Capital needs in Gahanna are seriously underfunded, Mayor Becky Stinchcomb told Gahanna City Council committee members Oct. 15.

Capital needs in Gahanna are seriously underfunded, Mayor Becky Stinchcomb told Gahanna City Council committee members Oct. 15.

Assistant city administrator Brandi Braun provided council last week with an updated five-year capital-needs assessment plan that was launched last year.

"Last year we started the foundation for the capital improvement plan that's best practice for local governments," Braun said. "We started the process of a five-year capital-needs assessment based on our mission and vision. There's not a lot that has changed. There are five projects that are brand new to the plan."

She said capital needs are defined as items that cost at least $5,000 and have a useful life of at least five years.

The city identified priority levels, with priority 1 a must-do, priority 2 a should-do and priority 3 a could-do.

"We're funding one quarter of the needs," Stinchcomb said. "We're underfunding capital needs and deferring things that shouldn't be deferred.
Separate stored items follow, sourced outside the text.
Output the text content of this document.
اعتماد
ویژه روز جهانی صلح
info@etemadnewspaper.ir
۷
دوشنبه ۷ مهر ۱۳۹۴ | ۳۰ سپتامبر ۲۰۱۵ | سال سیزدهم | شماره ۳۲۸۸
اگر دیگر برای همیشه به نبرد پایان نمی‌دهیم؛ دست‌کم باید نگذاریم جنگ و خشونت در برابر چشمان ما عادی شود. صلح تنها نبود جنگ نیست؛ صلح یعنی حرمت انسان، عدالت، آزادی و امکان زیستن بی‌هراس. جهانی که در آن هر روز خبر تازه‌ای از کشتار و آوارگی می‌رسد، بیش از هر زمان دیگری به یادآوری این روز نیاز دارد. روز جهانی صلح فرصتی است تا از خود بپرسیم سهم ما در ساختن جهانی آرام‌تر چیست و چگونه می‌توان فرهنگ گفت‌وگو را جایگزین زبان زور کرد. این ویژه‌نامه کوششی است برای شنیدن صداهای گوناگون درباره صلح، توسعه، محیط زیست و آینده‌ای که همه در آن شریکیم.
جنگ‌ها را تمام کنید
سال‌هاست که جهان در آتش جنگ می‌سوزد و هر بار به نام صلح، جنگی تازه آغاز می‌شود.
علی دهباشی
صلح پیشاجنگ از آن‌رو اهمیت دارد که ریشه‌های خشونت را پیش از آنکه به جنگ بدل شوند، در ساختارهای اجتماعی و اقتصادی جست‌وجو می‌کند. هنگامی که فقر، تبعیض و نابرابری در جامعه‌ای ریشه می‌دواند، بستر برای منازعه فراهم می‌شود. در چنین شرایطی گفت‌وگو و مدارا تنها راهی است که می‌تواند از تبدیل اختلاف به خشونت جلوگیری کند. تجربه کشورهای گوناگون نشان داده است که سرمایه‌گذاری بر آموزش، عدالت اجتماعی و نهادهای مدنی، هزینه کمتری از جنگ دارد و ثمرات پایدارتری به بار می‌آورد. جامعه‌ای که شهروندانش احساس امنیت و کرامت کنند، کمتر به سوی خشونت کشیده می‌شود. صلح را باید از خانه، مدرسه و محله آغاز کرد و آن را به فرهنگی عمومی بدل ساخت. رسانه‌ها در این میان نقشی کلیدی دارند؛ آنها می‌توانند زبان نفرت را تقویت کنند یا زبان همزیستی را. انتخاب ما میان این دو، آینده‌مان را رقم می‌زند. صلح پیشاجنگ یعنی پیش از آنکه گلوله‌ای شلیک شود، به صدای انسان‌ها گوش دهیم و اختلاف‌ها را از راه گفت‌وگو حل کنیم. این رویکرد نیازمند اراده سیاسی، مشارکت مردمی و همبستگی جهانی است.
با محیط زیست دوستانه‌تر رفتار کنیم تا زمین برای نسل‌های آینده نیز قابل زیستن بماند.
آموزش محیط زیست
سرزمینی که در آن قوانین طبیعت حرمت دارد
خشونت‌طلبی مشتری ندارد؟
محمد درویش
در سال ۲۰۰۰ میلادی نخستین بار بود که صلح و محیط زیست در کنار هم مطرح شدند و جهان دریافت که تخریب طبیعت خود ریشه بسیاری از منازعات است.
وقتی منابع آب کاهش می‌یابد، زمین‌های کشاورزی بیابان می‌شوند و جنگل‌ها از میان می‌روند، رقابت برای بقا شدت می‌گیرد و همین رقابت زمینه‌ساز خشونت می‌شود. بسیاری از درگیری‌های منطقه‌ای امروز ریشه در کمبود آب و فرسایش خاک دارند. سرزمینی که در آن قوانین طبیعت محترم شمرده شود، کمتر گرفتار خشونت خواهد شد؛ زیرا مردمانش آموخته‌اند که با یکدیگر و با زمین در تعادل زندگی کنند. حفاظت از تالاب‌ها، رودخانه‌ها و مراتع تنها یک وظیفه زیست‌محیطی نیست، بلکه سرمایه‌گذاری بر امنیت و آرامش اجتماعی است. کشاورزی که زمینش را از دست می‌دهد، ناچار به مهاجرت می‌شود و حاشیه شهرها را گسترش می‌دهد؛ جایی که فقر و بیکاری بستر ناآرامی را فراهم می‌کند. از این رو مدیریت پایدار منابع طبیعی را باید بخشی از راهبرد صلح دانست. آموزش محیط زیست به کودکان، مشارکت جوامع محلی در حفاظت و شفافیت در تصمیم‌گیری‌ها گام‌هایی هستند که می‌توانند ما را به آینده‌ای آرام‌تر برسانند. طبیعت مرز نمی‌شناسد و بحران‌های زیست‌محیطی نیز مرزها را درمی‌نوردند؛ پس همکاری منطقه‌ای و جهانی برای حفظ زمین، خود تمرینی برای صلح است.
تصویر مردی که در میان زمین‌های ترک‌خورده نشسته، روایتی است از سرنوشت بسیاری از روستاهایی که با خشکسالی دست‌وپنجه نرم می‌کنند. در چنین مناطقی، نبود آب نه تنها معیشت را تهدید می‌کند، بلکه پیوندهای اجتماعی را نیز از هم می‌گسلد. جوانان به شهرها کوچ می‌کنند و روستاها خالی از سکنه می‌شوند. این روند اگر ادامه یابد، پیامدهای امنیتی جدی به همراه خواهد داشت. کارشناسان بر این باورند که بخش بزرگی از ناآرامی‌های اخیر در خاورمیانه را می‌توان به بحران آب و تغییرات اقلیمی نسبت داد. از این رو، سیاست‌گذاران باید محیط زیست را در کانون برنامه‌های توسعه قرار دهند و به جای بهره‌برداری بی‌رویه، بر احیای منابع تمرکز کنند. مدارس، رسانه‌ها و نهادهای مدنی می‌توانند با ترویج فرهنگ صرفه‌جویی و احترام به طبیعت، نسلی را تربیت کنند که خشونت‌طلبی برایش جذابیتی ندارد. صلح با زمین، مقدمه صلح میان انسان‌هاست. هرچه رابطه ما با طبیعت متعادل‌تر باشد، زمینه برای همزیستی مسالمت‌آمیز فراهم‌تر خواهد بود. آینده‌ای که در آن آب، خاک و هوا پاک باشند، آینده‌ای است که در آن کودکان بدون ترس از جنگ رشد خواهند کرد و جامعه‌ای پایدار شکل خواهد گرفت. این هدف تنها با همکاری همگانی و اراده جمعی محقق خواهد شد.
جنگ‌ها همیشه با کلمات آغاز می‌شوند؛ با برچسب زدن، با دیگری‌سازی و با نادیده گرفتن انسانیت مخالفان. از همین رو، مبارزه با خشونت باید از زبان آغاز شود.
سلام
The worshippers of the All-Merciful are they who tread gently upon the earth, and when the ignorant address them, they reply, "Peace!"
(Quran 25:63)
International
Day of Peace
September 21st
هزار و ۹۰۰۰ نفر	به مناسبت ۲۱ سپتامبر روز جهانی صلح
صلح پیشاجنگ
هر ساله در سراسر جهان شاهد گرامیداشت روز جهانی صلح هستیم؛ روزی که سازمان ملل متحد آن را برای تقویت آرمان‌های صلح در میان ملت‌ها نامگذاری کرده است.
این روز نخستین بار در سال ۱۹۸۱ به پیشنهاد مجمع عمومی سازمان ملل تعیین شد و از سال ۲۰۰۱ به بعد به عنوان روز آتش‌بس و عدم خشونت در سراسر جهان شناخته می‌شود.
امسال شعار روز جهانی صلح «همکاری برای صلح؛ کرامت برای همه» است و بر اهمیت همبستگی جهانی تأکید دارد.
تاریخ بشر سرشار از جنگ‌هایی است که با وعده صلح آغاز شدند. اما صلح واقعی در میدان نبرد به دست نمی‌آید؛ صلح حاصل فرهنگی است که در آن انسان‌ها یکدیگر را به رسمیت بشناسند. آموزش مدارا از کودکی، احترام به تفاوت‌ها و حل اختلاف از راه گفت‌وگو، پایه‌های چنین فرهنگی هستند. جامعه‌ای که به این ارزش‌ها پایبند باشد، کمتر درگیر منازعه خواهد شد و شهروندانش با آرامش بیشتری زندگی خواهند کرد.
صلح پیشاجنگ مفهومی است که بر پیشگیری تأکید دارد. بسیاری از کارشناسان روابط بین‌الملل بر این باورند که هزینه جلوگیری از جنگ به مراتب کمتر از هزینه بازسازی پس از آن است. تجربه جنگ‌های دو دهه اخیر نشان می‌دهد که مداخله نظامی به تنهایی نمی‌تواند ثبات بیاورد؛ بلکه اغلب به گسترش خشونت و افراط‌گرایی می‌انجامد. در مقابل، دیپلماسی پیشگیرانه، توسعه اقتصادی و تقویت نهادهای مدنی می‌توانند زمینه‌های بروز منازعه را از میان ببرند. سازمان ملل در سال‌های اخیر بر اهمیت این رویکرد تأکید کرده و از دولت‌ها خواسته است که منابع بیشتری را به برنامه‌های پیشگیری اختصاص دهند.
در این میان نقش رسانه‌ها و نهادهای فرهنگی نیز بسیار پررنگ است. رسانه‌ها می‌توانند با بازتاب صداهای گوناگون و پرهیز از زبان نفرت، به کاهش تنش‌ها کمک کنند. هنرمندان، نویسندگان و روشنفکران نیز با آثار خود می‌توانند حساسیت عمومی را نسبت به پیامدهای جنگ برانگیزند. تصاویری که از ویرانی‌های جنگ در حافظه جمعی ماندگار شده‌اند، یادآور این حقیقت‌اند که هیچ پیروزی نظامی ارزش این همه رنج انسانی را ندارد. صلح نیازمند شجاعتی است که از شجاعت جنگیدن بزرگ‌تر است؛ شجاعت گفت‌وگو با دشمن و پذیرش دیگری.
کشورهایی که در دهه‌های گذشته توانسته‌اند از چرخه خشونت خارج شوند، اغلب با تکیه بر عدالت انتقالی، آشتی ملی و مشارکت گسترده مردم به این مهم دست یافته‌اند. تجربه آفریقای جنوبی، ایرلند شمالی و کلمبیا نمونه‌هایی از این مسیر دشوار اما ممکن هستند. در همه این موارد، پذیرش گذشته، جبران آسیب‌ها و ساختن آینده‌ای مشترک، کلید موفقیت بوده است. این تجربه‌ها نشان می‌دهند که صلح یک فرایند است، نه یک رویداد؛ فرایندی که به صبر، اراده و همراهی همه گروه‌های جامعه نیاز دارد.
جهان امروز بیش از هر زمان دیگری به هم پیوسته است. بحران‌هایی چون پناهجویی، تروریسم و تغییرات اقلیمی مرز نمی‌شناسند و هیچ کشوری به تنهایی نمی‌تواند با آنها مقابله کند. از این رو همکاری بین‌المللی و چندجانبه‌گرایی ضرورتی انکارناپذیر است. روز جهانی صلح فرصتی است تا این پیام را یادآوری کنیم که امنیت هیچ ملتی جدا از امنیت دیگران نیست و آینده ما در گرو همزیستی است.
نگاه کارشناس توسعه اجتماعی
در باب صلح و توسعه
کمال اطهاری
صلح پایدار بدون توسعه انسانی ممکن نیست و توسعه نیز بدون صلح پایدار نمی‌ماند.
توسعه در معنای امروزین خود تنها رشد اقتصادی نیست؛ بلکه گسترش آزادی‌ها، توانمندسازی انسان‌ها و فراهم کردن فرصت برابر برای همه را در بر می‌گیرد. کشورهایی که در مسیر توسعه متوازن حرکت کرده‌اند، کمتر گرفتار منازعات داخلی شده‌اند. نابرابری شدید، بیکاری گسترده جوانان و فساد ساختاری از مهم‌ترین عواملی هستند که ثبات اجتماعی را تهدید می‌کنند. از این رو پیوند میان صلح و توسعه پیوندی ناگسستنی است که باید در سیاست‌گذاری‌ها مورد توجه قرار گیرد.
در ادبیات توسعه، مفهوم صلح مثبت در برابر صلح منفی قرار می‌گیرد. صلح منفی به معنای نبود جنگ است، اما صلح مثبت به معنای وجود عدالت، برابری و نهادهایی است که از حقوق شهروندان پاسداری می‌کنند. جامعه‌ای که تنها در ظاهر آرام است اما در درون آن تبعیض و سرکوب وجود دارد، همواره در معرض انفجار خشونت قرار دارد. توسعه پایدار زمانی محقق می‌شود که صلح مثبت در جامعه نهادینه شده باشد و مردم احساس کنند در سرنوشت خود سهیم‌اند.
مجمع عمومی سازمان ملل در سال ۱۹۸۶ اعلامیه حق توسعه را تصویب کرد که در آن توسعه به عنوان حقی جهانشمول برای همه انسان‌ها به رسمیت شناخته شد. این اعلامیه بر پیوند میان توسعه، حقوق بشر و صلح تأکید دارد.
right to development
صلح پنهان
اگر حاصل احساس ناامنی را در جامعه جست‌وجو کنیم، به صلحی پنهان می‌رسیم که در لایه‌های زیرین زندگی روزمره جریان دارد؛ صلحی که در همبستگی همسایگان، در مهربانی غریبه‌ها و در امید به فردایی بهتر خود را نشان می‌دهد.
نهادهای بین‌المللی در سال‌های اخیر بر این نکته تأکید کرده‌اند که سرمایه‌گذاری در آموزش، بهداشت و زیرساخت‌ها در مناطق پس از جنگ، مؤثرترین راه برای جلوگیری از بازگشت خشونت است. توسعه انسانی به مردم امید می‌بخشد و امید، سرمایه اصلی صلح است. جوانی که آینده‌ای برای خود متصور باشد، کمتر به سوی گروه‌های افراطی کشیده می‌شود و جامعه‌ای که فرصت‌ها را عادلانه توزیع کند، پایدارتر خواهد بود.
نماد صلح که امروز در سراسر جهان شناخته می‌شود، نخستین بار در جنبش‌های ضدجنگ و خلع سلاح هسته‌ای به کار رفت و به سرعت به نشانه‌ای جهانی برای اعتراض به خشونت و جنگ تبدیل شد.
We believe we are seriously underfunding and need to take a good look at this."

The five-year revised assessment includes $50.8 million in capital needs, of which is $9.7 million is identified for 2014. The assessment includes $16.5 million ($3.2 million to 3.4 million annually) in ongoing operating capital programs and $34.3 million in needed capital improvements and projects throughout the city.

Because of revenue constraints, the 2014 appropriations request is expected to include $2.5 million in capital funding, or 25 percent of the total needs for the year.

The details of which projects will be funded and at what levels are expected to be included in a future appropriations request.

Braun said a review of the capital-needs assessments sets the stage for appropriations to be discussed during the first committee meeting in November.

"Based upon our revised capital-needs assessment, the city will only be able to fund a fraction of the capital needs identified for next year," Stinchcomb said. "The impact of deferring these projects is cumulative and will not simply disappear on its own. As a result, we will continue to address these concerns as we move forward in the budget planning process."

Included in the revised assessment are $2.4 million in projects that were identified as 2013 needs but weren't funded as a result of limited resources.

Those items include a new front pool and facility improvements; Buckles tract infrastructure development; Claycraft/Morrison improvements; Ohio Herb Education Center garden improvements and irrigation; a new wash bay at the operations complex; a Gahanna canoe launch; and Academy restrooms and concessions.

An additional $600,000 in projects also was deferred as part of the administration's tax budget process in June. Those projects included entryway signs and features; signs and gateways for the office, commerce and technology district; and a Headley soccer field rebuild and irrigation.

New to the assessment are five projects that were identified last year: Agler Road improvement/relocation; crosswalk upgrades; generator transfer switch; Morse Road Columbus project-Hamilton-Trellis; and police facility remodel of locker room/storage.

In addition to providing the revised assessment to council, finance director Jennifer Teal summarized the city's third-quarter finances.

Although general-fund revenue has exceeded expenses through Sept. 30, she said, it's because of a one-time spike in revenue sources and conscious spending reductions by the administration to conserve resources for the future.